Annesi hala öfkeli bir şekilde konuşmaya devam etti.  "Anladım ama bu çok fazla. Ailesinin senden bıkacağını düşünmüyor musun?" dedi ve kapıyı çarparak kapattı.

"Annesi ısrar etmeye devam etti-" Jisung'un sözü yanağına atılan bir tokatla kesildi. Zaten çekimsiz olan genç, annesinin attığı tokatla dengesini kaybetti.

"Yani kibarca reddetmiyorsun! Çok kabasın Han Jisung biz seni böyle mi yetiştirdik!" Kadın dengesini kaybeden oğlunu saçından tutup ayağa kaldırdı.

"Özür dilerim, bir daha olmayacak!" Jisung'un sesi umutsuz bir rica, durması için bir yalvarış olarak çıkıyordu.

Fakat öfkeli kadın"En başından beri böyle bir şey olmamalıydı!" diyerek sesini yükseltip yüzüne elinin tersiyle bir tane daha vurdu. Alyansı Jisung'un sağ yanağında derin bir sızı bıraktı. Jisung yüzüne çarpan alyans yüzünden tısladı. Elini yüzünü korumak için yukarı kaldırdı fakat annesi elini tutup hızla çekti.

"Babanın değil de benim olduğuma sevinsen iyi olur. Ona seninle ilgileneceğimi söyledim çünkü sana yumuşak davranmayacağını biliyordum. Şimdi sana bakınca bunu yapmasına izin vermem gerektiğini düşünüyorum.
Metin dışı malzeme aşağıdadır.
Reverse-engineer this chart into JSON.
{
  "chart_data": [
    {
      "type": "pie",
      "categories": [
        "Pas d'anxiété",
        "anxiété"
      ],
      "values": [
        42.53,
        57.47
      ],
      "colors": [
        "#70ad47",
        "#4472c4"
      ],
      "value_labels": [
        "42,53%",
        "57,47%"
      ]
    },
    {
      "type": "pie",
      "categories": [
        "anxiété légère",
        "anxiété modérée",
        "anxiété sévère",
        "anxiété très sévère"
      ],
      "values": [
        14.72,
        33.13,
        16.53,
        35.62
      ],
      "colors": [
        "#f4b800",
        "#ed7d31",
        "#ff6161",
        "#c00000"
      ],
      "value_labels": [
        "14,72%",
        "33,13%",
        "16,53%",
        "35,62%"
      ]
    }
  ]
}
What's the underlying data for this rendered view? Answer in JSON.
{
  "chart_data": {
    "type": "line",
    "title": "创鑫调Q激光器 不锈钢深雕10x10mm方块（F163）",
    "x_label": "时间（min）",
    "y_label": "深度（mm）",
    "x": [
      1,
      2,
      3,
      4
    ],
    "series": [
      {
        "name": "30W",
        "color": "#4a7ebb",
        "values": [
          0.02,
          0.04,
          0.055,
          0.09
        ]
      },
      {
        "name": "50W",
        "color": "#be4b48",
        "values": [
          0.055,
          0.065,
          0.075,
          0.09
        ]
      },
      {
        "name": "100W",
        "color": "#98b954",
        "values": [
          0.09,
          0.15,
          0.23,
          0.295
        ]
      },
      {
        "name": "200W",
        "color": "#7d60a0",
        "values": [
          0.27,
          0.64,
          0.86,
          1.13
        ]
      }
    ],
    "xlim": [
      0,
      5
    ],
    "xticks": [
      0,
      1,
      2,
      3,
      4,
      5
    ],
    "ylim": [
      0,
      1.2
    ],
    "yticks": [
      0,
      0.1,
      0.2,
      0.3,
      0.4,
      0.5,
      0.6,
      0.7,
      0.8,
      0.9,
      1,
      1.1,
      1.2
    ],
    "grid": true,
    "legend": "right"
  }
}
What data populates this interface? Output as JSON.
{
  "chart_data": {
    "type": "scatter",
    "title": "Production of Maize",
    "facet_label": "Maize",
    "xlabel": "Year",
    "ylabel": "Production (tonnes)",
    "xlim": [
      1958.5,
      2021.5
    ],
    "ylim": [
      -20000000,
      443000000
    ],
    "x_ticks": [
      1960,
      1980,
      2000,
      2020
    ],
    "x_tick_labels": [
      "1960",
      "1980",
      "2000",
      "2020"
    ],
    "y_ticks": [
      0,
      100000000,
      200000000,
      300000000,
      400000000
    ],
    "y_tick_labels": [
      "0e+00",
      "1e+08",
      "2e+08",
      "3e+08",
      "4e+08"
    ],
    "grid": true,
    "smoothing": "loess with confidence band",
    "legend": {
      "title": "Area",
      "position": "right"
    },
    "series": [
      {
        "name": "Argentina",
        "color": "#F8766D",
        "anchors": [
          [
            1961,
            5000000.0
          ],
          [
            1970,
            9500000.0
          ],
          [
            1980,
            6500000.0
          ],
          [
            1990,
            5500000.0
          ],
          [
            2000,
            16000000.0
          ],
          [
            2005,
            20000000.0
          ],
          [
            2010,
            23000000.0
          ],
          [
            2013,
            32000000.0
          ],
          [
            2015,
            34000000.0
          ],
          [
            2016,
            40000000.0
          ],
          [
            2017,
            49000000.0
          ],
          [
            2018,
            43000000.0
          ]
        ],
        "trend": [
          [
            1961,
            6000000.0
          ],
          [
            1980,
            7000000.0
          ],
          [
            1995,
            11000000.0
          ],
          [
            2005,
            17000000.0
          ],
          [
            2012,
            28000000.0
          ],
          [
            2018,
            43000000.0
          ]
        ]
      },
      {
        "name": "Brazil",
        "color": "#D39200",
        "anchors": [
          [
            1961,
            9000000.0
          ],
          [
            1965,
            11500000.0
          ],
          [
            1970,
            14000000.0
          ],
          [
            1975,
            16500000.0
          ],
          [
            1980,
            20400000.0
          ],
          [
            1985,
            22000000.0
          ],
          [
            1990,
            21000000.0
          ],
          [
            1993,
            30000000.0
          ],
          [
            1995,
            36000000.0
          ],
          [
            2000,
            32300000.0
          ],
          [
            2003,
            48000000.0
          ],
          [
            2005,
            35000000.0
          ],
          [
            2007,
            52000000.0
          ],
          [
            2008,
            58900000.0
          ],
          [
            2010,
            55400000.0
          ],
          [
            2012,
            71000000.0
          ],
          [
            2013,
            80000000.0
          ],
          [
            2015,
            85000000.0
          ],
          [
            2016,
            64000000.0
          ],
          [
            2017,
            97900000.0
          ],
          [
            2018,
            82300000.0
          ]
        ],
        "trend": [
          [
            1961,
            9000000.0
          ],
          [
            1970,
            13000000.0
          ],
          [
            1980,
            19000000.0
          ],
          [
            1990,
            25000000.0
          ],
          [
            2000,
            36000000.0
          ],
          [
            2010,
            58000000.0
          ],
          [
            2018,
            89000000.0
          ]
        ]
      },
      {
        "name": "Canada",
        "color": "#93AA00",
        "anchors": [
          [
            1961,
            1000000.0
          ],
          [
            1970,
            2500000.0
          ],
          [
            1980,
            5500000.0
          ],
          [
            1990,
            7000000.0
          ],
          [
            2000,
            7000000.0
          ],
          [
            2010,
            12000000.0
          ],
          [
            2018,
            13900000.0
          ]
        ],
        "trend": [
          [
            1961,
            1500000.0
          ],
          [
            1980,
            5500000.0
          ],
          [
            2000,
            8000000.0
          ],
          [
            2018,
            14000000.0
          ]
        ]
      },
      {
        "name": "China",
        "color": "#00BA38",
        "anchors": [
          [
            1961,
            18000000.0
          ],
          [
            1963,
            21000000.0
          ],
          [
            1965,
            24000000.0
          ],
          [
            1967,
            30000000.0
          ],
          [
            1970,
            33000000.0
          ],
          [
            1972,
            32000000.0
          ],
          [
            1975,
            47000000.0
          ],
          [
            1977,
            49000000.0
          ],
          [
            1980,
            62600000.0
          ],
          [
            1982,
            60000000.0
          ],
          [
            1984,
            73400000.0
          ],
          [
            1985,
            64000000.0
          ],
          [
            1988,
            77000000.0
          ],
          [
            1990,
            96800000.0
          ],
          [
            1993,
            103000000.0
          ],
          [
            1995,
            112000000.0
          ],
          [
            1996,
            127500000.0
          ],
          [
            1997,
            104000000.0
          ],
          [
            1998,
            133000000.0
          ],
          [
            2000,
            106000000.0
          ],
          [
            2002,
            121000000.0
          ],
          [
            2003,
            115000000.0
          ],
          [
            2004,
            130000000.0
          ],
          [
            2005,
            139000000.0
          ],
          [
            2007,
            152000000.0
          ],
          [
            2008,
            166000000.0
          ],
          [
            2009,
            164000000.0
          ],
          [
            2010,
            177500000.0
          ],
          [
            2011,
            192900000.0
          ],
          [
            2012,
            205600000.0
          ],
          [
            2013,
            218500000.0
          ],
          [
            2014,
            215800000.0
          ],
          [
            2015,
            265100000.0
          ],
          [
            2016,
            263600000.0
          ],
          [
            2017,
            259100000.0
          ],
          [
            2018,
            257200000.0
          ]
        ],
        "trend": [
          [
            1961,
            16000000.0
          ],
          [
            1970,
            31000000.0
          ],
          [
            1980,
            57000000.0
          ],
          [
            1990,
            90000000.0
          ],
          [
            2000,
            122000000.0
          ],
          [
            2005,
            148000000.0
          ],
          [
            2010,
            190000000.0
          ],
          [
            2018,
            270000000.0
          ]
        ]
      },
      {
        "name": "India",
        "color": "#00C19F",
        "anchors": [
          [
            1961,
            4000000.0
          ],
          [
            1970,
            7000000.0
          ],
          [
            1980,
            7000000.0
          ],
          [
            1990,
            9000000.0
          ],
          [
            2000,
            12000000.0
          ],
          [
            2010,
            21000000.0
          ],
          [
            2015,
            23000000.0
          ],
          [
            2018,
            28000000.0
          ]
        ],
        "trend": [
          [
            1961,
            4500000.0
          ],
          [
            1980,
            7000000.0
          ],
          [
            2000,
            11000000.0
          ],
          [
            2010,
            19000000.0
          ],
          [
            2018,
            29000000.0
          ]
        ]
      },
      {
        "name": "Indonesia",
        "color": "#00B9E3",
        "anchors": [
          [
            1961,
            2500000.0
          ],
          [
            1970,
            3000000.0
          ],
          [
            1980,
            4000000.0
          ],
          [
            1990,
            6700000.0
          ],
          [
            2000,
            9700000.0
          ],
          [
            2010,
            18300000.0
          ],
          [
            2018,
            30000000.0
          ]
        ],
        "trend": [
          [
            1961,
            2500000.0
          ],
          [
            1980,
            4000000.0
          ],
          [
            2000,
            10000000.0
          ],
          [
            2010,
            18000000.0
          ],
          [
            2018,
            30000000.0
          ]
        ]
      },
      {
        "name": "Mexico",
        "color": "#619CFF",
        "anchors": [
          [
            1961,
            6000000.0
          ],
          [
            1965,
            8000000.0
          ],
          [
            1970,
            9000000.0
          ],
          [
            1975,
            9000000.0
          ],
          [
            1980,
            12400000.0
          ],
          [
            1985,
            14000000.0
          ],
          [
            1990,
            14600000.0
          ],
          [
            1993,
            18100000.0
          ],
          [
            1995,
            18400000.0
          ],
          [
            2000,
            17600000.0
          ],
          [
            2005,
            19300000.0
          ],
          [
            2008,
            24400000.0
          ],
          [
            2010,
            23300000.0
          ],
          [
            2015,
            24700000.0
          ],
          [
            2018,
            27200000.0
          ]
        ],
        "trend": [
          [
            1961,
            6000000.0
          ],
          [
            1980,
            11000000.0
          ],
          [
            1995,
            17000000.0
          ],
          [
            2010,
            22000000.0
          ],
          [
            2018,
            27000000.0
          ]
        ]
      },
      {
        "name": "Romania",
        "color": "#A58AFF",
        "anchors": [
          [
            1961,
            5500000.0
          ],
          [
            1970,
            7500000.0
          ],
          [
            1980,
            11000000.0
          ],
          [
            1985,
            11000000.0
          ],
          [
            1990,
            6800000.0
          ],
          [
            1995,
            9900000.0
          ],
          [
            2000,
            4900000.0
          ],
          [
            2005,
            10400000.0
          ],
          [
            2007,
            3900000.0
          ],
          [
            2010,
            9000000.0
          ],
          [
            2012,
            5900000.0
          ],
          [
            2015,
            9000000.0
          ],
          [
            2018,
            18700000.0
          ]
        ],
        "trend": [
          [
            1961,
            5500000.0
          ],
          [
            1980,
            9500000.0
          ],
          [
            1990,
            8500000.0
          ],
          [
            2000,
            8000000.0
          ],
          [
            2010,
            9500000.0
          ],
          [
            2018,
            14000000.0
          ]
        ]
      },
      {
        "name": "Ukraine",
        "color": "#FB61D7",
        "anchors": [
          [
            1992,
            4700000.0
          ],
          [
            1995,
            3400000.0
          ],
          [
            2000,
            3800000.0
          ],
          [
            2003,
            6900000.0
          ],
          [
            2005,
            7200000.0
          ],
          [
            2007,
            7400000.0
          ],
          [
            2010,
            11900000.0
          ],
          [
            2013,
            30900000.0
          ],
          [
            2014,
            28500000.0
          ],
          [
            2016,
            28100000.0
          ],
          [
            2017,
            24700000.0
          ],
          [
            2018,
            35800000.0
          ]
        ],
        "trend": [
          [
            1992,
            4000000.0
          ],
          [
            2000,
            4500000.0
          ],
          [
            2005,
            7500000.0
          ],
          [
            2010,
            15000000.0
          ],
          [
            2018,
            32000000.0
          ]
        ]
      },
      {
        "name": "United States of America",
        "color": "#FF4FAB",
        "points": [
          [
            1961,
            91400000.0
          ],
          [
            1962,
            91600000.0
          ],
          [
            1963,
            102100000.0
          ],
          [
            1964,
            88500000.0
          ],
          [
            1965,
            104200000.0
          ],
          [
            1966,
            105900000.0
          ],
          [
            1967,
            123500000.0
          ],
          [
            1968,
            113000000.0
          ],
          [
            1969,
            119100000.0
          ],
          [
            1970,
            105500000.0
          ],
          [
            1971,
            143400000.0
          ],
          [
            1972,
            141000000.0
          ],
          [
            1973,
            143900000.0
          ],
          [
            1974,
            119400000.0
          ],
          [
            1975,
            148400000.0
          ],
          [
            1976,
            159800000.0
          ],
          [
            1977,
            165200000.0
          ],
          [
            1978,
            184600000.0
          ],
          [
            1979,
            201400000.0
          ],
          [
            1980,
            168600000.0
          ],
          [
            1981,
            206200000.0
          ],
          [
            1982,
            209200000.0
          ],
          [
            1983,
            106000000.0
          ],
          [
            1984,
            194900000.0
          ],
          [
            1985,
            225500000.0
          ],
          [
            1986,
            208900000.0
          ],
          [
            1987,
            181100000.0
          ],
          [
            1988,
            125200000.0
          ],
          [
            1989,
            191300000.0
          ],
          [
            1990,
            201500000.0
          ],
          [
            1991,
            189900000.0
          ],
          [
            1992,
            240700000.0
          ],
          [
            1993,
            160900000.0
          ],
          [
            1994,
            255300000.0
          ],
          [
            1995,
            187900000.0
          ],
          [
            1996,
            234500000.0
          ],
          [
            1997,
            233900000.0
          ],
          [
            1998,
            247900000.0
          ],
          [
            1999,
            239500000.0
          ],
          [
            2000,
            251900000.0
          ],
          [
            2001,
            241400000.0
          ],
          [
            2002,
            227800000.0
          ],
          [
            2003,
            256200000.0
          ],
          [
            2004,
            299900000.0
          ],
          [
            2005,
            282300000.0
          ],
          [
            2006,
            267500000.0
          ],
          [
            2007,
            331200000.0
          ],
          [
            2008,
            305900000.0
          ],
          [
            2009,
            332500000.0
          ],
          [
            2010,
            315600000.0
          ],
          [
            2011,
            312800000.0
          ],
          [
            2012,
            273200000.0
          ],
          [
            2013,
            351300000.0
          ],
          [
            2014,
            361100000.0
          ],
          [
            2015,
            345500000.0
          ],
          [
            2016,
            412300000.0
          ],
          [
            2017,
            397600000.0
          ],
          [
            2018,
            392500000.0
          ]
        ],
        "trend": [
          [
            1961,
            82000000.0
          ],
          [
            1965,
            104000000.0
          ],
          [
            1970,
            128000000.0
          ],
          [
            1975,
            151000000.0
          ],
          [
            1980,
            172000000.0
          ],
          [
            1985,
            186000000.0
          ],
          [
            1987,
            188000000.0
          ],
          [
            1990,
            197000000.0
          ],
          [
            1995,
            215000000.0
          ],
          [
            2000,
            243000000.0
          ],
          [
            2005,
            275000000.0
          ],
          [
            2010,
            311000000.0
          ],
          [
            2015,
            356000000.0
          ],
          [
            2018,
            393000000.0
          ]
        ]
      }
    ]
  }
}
Senin dilinden anca baban anlar."

Jisung korkuyla bakışlarını annesine çevirdi ."Anne özür dilerim bir daha olmayacak." gözyaşlarını bastırarak annesine yalvardı.

Annesi "kapa çeneni diyerek  ona tekrar tekrar vurdu. Bu defa karın bölgesine aldığı darbeyle acı içinde iki büklüm oldu. Bu bile annesinin durması için yeterki olmadı. Kadın iki büklüm olan Jisung'un yüzüne tekrar tokat attı. Annesinin güçlü ve yapılı bir kadın olması Jisung için daha acı verici oluyordu.

Jisung derin, kontrollü nefesler almaya çalıştı. Bunları Dami'nin duymasına izin veremezdi. Şayet kardeşi duyarsa buraya gelir, öfkeli annesinin gazabına o da uğrardı. Bu yüzünden oldukça kendini sıkıp sessiz olmaydı. Kardeşinin odasının kapısı açılınca telaşlanan Jisung, Dami'nin odasına rastgele dalmamasına güvenerek bekledi.

"Anne! Eunmi akşam yemeğine kalmasının bir sakıncası var mı?" Dami kapıdan seslendi.

Kadın Jisung'u bırakarak konuştu. "Tabi kalabilir."